ST. PAUL, Minn. (AP) — A St. Paul police officer shown in an online video kicking a suspect who was lying on a sidewalk last month had been disciplined for excessive use of force in 2006 when he worked for the St. Paul Park police department, according to police records.

Jesse Zilge, 31, was placed on leave after a citizen recorded the Aug. 28 arrest of Eric Hightower. In the video that was posted on YouTube, Hightower is already on the ground and struggling to breathe after being sprayed with a chemical when Zilge kicks him sharply in the chest then, aided by another officer, drags him to his feet and slams his head into the hood of a squad car.

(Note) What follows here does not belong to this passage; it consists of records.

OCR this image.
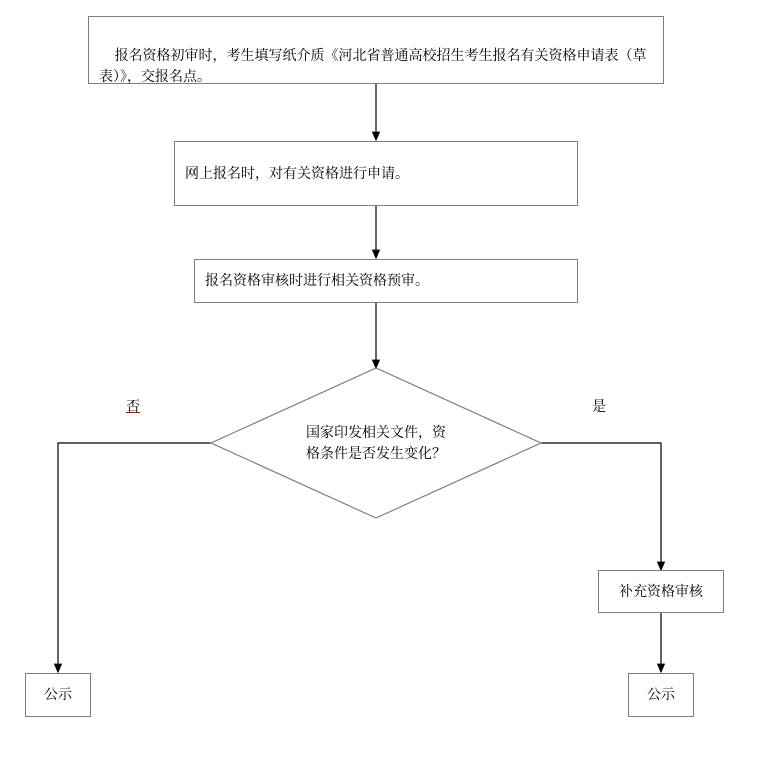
报名资格初审时，考生填写纸介质《河北省普通高校招生考生报名有关资格申请表（草表）》，交报名点。

网上报名时，对有关资格进行申请。
报名资格审核时进行相关资格预审。
国家印发相关文件，资格条件是否发生变化？
否	是
补充资格审核
公示	公示
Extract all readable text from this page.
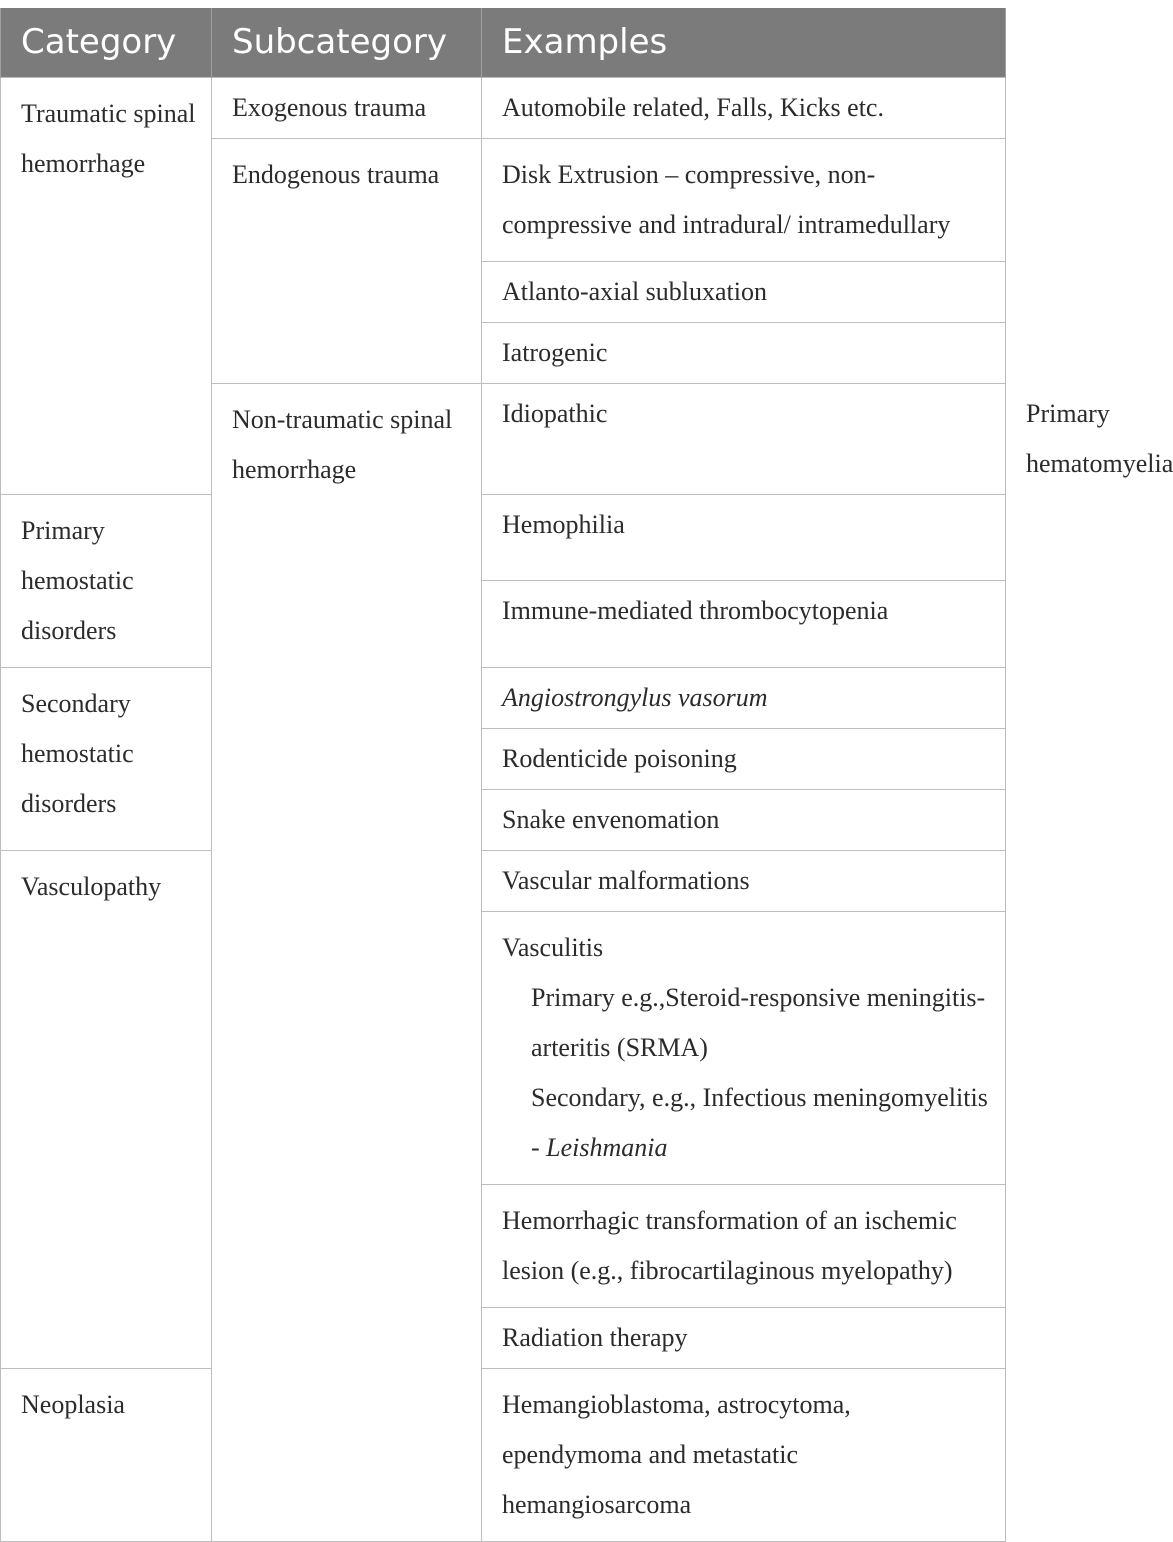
Category	Subcategory	Examples	
Traumatic spinal hemorrhage	Exogenous trauma	Automobile related, Falls, Kicks etc.	
	Endogenous trauma	Disk Extrusion – compressive, non-compressive and intradural/ intramedullary	
		Atlanto-axial subluxation	
		Iatrogenic	
	Non-traumatic spinal hemorrhage	Idiopathic	Primary hematomyelia
Primary hemostatic disorders		Hemophilia	
		Immune-mediated thrombocytopenia	
Secondary hemostatic disorders		Angiostrongylus vasorum	
		Rodenticide poisoning	
		Snake envenomation	
Vasculopathy		Vascular malformations	
		Vasculitis
Primary e.g.,Steroid-responsive meningitis-arteritis (SRMA)
Secondary, e.g., Infectious meningomyelitis - Leishmania	

		Hemorrhagic transformation of an ischemic lesion (e.g., fibrocartilaginous myelopathy)	
		Radiation therapy	
Neoplasia		Hemangioblastoma, astrocytoma, ependymoma and metastatic hemangiosarcoma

In the Feb. 14, 2006, incident, Zilge was on patrol when he approached three men, believing that one of them had an outstanding warrant for arrest. Zilge questioned Troy Drusch about the whereabouts of another man and about a car theft.

A police report written by an investigating sergeant indicates Zilge and Drusch exchanged heated words and that Drusch ended up on the ground.

Drusch told the investigating sergeant that Zilge pushed him into a car then threw him to the ground. Two witnesses corroborated Drusch's story. Zilge said "Drusch did bump into the vehicle and Drusch did fall to the ground," but denied that he pushed the man or tried to harm him, according to the police report.

St. Paul Park Police Chief Michael Monahan gave Zilge a written reprimand and extended his one-year probation by six months. Monahan also recommended that Zilge undergo additional training in the use of force and constitutional law.

Zilge left St. Paul Park to join the St. Paul department in 2008.

"I'm surprised (St. Paul) would invest in somebody with any history like that," Hightower's attorney, Seamus Mahoney, told the Star Tribune ( ).

Hightower, 30, was accused of threatening to kill his ex-girlfriend and has been charged with stalking, making terroristic threats and criminal damage to property.

FBI spokesman Kyle Loven says the agency will look into possible civil rights violations in the latest incident.